# how do i keep my plants green?



## cossie (Dec 19, 2010)

previously i had amazon swords and java fern and the all slowly browned off and died except for the java fern as new ones constantly kept coming through.
Now i have completely redone my tank with 5 bunches of amaozon swords at the back of my tank, then bogwood infront and some what i think is dwarf hair grass. How do i keep them green and healthy? I always have algae problem on the tank glass which i think is because its in direct light of the window so the sun gets to it, i am now trying to keep my blinds closed at all times, will this help?


----------



## lmb (Nov 1, 2011)

Do you use root tabs? If not, that may be your problem. Swords are generally heavy root feeders and need root tabs to help survive. Your swords and other plants must have sucked the nutrients dry out of the substrate and started to slowly die off. And it's not the direct sunlight that caused this either. 
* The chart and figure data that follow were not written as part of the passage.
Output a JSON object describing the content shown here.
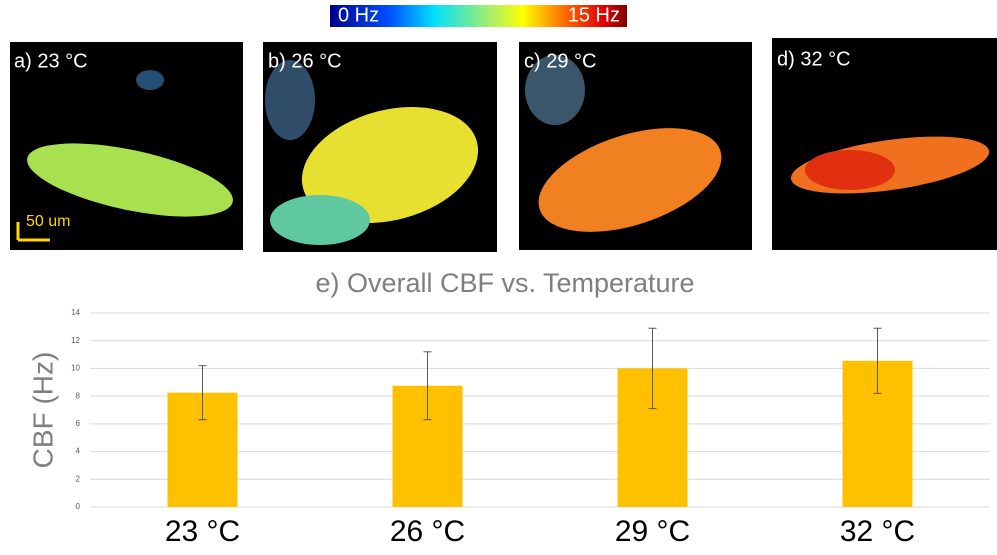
{
  "figure": {
    "colorbar": {
      "min_label": "0 Hz",
      "max_label": "15 Hz"
    },
    "panels": [
      "a) 23 °C",
      "b) 26 °C",
      "c) 29 °C",
      "d) 32 °C"
    ],
    "scale_bar": "50 um"
  },
  "chart_data": {
    "type": "bar",
    "title": "e) Overall CBF vs. Temperature",
    "y_label": "CBF  (Hz)",
    "categories": [
      "23 °C",
      "26 °C",
      "29 °C",
      "32 °C"
    ],
    "values": [
      8.25,
      8.75,
      10.0,
      10.55
    ],
    "errors": [
      1.95,
      2.45,
      2.9,
      2.35
    ],
    "color": "#ffc000",
    "ylim": [
      0,
      14
    ],
    "yticks": [
      0,
      2,
      4,
      6,
      8,
      10,
      12,
      14
    ],
    "grid": true
  }
}
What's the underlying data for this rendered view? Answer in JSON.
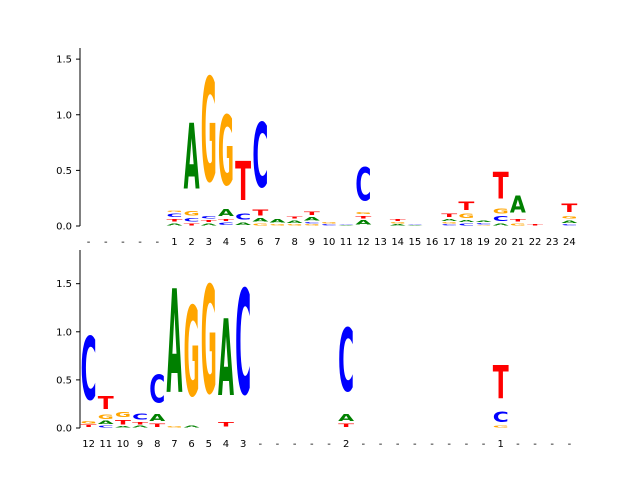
{
  "colors": {
    "A": "#008000",
    "C": "#0000ff",
    "G": "#ffa500",
    "T": "#ff0000",
    "axis": "#000000",
    "background": "#ffffff"
  },
  "chart_data": [
    {
      "type": "sequence-logo",
      "ylim": [
        0,
        1.6
      ],
      "yticks": [
        "0.0",
        "0.5",
        "1.0",
        "1.5"
      ],
      "grid": false,
      "positions": [
        "-",
        "-",
        "-",
        "-",
        "-",
        "1",
        "2",
        "3",
        "4",
        "5",
        "6",
        "7",
        "8",
        "9",
        "10",
        "11",
        "12",
        "13",
        "14",
        "15",
        "16",
        "17",
        "18",
        "19",
        "20",
        "21",
        "22",
        "23",
        "24"
      ],
      "stacks": [
        [],
        [],
        [],
        [],
        [],
        [
          [
            "A",
            0.03
          ],
          [
            "T",
            0.04
          ],
          [
            "C",
            0.05
          ],
          [
            "G",
            0.02
          ]
        ],
        [
          [
            "T",
            0.03
          ],
          [
            "C",
            0.05
          ],
          [
            "G",
            0.06
          ],
          [
            "A",
            0.95
          ]
        ],
        [
          [
            "A",
            0.03
          ],
          [
            "T",
            0.03
          ],
          [
            "C",
            0.04
          ],
          [
            "G",
            1.5
          ]
        ],
        [
          [
            "C",
            0.04
          ],
          [
            "T",
            0.03
          ],
          [
            "A",
            0.1
          ],
          [
            "G",
            1.0
          ]
        ],
        [
          [
            "A",
            0.04
          ],
          [
            "C",
            0.08
          ],
          [
            "T",
            0.56
          ]
        ],
        [
          [
            "G",
            0.03
          ],
          [
            "A",
            0.05
          ],
          [
            "T",
            0.08
          ],
          [
            "C",
            0.93
          ]
        ],
        [
          [
            "G",
            0.02
          ],
          [
            "A",
            0.05
          ]
        ],
        [
          [
            "G",
            0.02
          ],
          [
            "A",
            0.04
          ],
          [
            "T",
            0.03
          ]
        ],
        [
          [
            "G",
            0.02
          ],
          [
            "C",
            0.02
          ],
          [
            "A",
            0.05
          ],
          [
            "T",
            0.05
          ]
        ],
        [
          [
            "C",
            0.02
          ],
          [
            "G",
            0.02
          ]
        ],
        [
          [
            "A",
            0.01
          ],
          [
            "C",
            0.01
          ]
        ],
        [
          [
            "A",
            0.06
          ],
          [
            "T",
            0.04
          ],
          [
            "G",
            0.03
          ],
          [
            "C",
            0.48
          ]
        ],
        [],
        [
          [
            "A",
            0.02
          ],
          [
            "G",
            0.02
          ],
          [
            "T",
            0.03
          ]
        ],
        [
          [
            "A",
            0.01
          ],
          [
            "C",
            0.01
          ]
        ],
        [],
        [
          [
            "C",
            0.02
          ],
          [
            "G",
            0.02
          ],
          [
            "A",
            0.03
          ],
          [
            "T",
            0.05
          ]
        ],
        [
          [
            "C",
            0.03
          ],
          [
            "A",
            0.03
          ],
          [
            "G",
            0.06
          ],
          [
            "T",
            0.12
          ]
        ],
        [
          [
            "G",
            0.01
          ],
          [
            "C",
            0.02
          ],
          [
            "A",
            0.02
          ]
        ],
        [
          [
            "A",
            0.03
          ],
          [
            "C",
            0.07
          ],
          [
            "G",
            0.07
          ],
          [
            "T",
            0.38
          ]
        ],
        [
          [
            "G",
            0.03
          ],
          [
            "T",
            0.04
          ],
          [
            "A",
            0.24
          ]
        ],
        [
          [
            "T",
            0.02
          ]
        ],
        [],
        [
          [
            "C",
            0.02
          ],
          [
            "A",
            0.04
          ],
          [
            "G",
            0.04
          ],
          [
            "T",
            0.12
          ]
        ]
      ]
    },
    {
      "type": "sequence-logo",
      "ylim": [
        0,
        1.85
      ],
      "yticks": [
        "0.0",
        "0.5",
        "1.0",
        "1.5"
      ],
      "grid": false,
      "positions": [
        "12",
        "11",
        "10",
        "9",
        "8",
        "7",
        "6",
        "5",
        "4",
        "3",
        "-",
        "-",
        "-",
        "-",
        "-",
        "2",
        "-",
        "-",
        "-",
        "-",
        "-",
        "-",
        "-",
        "-",
        "1",
        "-",
        "-",
        "-",
        "-"
      ],
      "stacks": [
        [
          [
            "T",
            0.04
          ],
          [
            "G",
            0.04
          ],
          [
            "C",
            1.05
          ]
        ],
        [
          [
            "C",
            0.03
          ],
          [
            "A",
            0.05
          ],
          [
            "G",
            0.07
          ],
          [
            "T",
            0.22
          ]
        ],
        [
          [
            "A",
            0.02
          ],
          [
            "T",
            0.08
          ],
          [
            "G",
            0.08
          ]
        ],
        [
          [
            "A",
            0.03
          ],
          [
            "T",
            0.04
          ],
          [
            "C",
            0.1
          ]
        ],
        [
          [
            "T",
            0.05
          ],
          [
            "A",
            0.12
          ],
          [
            "C",
            0.47
          ]
        ],
        [
          [
            "G",
            0.02
          ],
          [
            "A",
            1.73
          ]
        ],
        [
          [
            "A",
            0.03
          ],
          [
            "G",
            1.5
          ]
        ],
        [
          [
            "G",
            1.8
          ]
        ],
        [
          [
            "T",
            0.08
          ],
          [
            "A",
            1.28
          ]
        ],
        [
          [
            "C",
            1.75
          ]
        ],
        [],
        [],
        [],
        [],
        [],
        [
          [
            "T",
            0.05
          ],
          [
            "A",
            0.12
          ],
          [
            "C",
            1.05
          ]
        ],
        [],
        [],
        [],
        [],
        [],
        [],
        [],
        [],
        [
          [
            "G",
            0.03
          ],
          [
            "C",
            0.17
          ],
          [
            "T",
            0.55
          ]
        ],
        [],
        [],
        [],
        []
      ]
    }
  ]
}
How much lighting do you have and do you dose anything?


----------



## cossie (Dec 19, 2010)

i do not dose anything and i just have the standard bulb from an aqua a380

i do not use root tabs, what do they do?


----------



## Obsidian (May 20, 2007)

They deliver ferts straight to the roots of the plant. I've used them but they didn't help me at all. I think I am semi brown thumbed at the plant thing though. I keep trying


----------



## cossie (Dec 19, 2010)

okay, so say i but some root tabs what do i do with them then?


----------



## Only One Haze (Sep 6, 2011)

bury them in the substrate a few inches apart and a couple inches away from the plants.


----------



## cossie (Dec 19, 2010)

Does this keep them green or just helpthem to grow as my plants grow but just end Up having brown ends


----------